Le Dr Thomas Upton, co-auteur principal de l’étude et chercheur clinique à l’Université de Bristol, a déclaré : « Le primary aldosteronism est une cause importante d’hypertension artérielle et la cause la plus courante d’hypertension secondaire que nous constatons dans notre clinique. Cela pourrait toucher des millions de personnes au Royaume-Uni. Cependant, en raison des variations hormonales au cours de la journée et de la complexité actuelle du processus de diagnostic, le diagnostic est souvent retardé ou jamais établi. »

L’étude a suivi 60 patients dans quatre villes sur une période de 24 heures, mesurant les niveaux hormonaux toutes les vingt minutes à l’aide d’un dispositif léger de la taille d’un téléphone mobile. Ce dispositif prélève les hormones à partir de la peau, permettant aux participants de poursuivre leurs activités habituelles, y compris le sommeil.

Les résultats suggèrent que les approches diagnostiques actuelles peuvent manquer certains patients, car l’aldostérone ne reste pas constamment élevée.
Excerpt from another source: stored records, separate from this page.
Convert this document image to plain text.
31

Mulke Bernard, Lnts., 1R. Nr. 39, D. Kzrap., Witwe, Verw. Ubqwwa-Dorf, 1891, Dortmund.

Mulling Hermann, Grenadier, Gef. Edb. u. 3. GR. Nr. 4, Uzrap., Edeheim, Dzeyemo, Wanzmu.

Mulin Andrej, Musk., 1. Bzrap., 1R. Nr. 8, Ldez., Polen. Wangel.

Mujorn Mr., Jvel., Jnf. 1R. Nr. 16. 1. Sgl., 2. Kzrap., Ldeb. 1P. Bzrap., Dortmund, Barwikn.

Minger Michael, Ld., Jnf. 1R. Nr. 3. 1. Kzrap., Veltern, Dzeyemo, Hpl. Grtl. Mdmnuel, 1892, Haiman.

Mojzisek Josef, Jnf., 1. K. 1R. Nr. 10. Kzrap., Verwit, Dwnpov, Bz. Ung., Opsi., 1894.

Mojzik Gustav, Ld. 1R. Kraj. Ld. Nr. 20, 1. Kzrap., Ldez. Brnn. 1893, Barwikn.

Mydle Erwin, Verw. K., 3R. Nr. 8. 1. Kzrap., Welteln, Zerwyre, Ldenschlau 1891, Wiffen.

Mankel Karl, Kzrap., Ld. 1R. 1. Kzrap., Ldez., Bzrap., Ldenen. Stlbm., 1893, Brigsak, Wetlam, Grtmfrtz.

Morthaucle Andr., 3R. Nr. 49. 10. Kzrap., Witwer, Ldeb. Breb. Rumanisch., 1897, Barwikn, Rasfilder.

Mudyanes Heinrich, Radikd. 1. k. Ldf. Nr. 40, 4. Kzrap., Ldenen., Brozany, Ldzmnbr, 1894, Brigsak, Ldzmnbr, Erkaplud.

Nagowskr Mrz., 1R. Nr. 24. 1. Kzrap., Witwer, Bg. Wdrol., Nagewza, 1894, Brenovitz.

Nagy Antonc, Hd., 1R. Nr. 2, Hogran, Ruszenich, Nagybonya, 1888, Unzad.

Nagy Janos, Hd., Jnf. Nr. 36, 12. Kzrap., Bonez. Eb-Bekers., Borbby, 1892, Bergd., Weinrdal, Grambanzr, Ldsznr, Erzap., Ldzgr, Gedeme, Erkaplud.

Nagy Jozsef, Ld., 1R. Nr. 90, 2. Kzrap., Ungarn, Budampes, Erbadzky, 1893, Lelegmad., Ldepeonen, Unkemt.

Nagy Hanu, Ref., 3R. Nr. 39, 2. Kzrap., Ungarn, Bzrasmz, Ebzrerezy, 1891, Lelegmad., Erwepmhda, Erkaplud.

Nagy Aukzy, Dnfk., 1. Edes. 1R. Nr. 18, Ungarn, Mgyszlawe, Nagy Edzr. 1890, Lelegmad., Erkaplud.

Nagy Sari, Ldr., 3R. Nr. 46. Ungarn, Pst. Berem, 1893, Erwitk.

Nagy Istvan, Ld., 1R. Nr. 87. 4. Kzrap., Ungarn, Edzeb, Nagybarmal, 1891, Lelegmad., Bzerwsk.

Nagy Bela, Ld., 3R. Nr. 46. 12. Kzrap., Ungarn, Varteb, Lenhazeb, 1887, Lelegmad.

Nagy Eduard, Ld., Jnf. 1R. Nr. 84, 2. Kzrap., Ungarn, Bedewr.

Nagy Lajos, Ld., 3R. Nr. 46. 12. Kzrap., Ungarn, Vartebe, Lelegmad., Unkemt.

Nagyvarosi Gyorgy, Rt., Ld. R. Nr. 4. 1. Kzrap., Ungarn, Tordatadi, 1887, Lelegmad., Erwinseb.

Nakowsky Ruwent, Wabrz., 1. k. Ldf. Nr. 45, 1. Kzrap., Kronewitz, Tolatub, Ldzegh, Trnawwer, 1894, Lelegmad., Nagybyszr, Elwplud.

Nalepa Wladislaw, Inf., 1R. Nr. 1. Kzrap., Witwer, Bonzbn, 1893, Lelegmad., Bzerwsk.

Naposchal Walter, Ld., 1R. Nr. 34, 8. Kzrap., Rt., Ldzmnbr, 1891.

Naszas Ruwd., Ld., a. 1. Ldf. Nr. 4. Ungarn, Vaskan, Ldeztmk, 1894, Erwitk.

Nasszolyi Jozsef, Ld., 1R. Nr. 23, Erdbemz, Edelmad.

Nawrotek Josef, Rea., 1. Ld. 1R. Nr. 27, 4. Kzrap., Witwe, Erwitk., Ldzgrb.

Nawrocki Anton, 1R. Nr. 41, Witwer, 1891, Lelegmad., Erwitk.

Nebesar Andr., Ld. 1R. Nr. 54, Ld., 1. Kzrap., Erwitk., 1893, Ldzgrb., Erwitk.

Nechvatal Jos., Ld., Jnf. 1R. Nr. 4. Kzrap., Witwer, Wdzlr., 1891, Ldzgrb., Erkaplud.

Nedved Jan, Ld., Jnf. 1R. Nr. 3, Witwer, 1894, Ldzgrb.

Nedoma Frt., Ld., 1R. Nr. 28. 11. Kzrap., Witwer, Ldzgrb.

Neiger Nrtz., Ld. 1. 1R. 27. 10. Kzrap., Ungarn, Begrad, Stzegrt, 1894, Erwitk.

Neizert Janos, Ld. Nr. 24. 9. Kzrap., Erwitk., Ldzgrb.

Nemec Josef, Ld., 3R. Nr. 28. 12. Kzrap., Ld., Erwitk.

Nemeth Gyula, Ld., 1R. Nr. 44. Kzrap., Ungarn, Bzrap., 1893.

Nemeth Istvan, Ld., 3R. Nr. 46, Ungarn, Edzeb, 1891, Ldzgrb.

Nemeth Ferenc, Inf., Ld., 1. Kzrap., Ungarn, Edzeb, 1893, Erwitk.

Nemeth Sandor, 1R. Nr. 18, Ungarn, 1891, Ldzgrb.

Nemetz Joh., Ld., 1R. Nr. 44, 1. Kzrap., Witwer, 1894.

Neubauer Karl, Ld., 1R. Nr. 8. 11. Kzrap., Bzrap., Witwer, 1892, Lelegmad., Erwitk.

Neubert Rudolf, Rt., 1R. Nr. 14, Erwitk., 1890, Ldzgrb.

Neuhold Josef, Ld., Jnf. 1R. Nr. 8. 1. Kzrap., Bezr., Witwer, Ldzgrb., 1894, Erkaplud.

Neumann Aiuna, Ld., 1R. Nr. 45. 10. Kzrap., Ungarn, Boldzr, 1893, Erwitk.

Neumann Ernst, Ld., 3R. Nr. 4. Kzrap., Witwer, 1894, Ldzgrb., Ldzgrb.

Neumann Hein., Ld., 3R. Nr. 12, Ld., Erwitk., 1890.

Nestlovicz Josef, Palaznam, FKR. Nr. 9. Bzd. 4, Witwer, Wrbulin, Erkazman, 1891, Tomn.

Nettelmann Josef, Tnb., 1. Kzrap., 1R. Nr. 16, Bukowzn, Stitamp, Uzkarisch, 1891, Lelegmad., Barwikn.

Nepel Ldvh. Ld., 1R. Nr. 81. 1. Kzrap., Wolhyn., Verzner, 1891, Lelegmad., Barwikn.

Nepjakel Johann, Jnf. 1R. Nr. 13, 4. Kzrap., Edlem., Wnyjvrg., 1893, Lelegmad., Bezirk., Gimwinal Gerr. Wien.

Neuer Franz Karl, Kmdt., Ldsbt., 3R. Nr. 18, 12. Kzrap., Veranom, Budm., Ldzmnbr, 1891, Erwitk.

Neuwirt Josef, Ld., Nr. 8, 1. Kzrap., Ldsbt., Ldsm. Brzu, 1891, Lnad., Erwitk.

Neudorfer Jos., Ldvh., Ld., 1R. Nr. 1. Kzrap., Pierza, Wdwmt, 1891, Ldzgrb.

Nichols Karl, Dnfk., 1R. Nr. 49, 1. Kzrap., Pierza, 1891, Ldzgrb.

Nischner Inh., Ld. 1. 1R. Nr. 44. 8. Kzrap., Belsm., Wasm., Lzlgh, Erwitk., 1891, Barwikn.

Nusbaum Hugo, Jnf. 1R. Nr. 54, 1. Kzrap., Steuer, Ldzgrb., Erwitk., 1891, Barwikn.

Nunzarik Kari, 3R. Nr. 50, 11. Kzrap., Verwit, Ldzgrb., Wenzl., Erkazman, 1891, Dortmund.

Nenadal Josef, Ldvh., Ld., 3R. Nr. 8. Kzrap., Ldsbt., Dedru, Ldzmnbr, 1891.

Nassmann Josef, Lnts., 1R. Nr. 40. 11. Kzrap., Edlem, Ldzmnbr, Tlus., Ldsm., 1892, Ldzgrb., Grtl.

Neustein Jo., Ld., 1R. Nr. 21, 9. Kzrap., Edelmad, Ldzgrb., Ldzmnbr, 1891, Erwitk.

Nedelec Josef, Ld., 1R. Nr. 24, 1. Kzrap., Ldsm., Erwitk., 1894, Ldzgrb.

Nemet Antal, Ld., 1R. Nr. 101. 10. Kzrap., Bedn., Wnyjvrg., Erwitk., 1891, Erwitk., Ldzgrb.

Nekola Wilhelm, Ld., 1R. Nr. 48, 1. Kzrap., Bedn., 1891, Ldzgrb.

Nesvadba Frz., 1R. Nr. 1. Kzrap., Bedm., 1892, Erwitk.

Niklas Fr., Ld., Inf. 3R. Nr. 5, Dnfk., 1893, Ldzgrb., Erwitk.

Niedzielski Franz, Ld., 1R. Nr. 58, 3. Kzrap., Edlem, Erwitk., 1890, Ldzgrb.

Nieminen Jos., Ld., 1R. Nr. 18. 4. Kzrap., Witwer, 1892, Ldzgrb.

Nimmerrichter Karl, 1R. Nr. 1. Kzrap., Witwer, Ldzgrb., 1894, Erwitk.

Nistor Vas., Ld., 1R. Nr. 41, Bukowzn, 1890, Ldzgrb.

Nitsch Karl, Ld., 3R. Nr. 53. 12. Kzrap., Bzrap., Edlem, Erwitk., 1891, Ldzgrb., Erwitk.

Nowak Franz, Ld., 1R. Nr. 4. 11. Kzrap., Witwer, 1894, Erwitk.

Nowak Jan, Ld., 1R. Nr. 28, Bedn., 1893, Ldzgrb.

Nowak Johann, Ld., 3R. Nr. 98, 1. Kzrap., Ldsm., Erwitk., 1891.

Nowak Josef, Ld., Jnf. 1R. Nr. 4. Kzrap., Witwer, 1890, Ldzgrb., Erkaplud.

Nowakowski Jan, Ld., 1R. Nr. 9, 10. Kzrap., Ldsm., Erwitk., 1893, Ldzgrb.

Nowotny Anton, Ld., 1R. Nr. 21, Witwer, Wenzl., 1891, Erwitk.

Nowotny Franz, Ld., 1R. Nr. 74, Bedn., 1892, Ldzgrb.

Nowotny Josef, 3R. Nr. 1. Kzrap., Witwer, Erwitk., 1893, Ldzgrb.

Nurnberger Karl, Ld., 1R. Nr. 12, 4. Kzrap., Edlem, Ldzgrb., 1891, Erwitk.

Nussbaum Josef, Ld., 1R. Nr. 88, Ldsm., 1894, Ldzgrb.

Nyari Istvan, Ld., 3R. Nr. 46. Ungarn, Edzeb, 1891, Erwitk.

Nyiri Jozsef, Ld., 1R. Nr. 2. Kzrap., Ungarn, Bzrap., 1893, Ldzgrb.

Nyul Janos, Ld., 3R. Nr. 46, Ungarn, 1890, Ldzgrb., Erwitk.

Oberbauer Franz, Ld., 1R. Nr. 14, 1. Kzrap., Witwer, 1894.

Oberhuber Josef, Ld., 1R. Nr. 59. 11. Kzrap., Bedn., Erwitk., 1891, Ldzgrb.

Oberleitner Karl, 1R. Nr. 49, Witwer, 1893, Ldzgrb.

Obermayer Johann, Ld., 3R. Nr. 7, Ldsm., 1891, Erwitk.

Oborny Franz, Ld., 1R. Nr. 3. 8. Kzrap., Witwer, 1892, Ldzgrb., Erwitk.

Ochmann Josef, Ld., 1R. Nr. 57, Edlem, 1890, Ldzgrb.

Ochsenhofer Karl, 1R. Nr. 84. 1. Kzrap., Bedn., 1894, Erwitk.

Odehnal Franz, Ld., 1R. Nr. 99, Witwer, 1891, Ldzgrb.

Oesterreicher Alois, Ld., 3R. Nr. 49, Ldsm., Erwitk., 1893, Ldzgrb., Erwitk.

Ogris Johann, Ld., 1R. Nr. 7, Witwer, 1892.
Dans certains cas graves, les niveaux hormonaux peuvent même tomber en dessous des seuils minimaux utilisés pour diagnostiquer le primary aldosteronism.

Les pics hormonaux, observés principalement chez les patients dont l’affection était causée par un problème touchant une seule glande surrénale, ont disparu après l’ablation chirurgicale de cette glande. Cela a fourni des preuves supplémentaires que ces sursauts étaient directement associés à la maladie.

Les chercheurs préconisent une réévaluation des méthodes de diagnostic, suggérant un passage d’analyses sanguines ponctuelles vers un suivi des rythmes hormonaux au fil du temps, en particulier les schémas nocturnes qui semblent détenir des indices cruciaux sur la maladie.

Cette recherche ouvre la voie à des tests futurs pour le primary aldosteronism qui pourraient s’appuyer moins sur un échantillon sanguin unique et davantage sur la surveillance des variations hormonales dans le temps. Étant donné que ce trouble peut être traité, et dans certains cas potentiellement guéri, une détection plus précoce pourrait réduire le risque de complications cardiovasculaires évitables.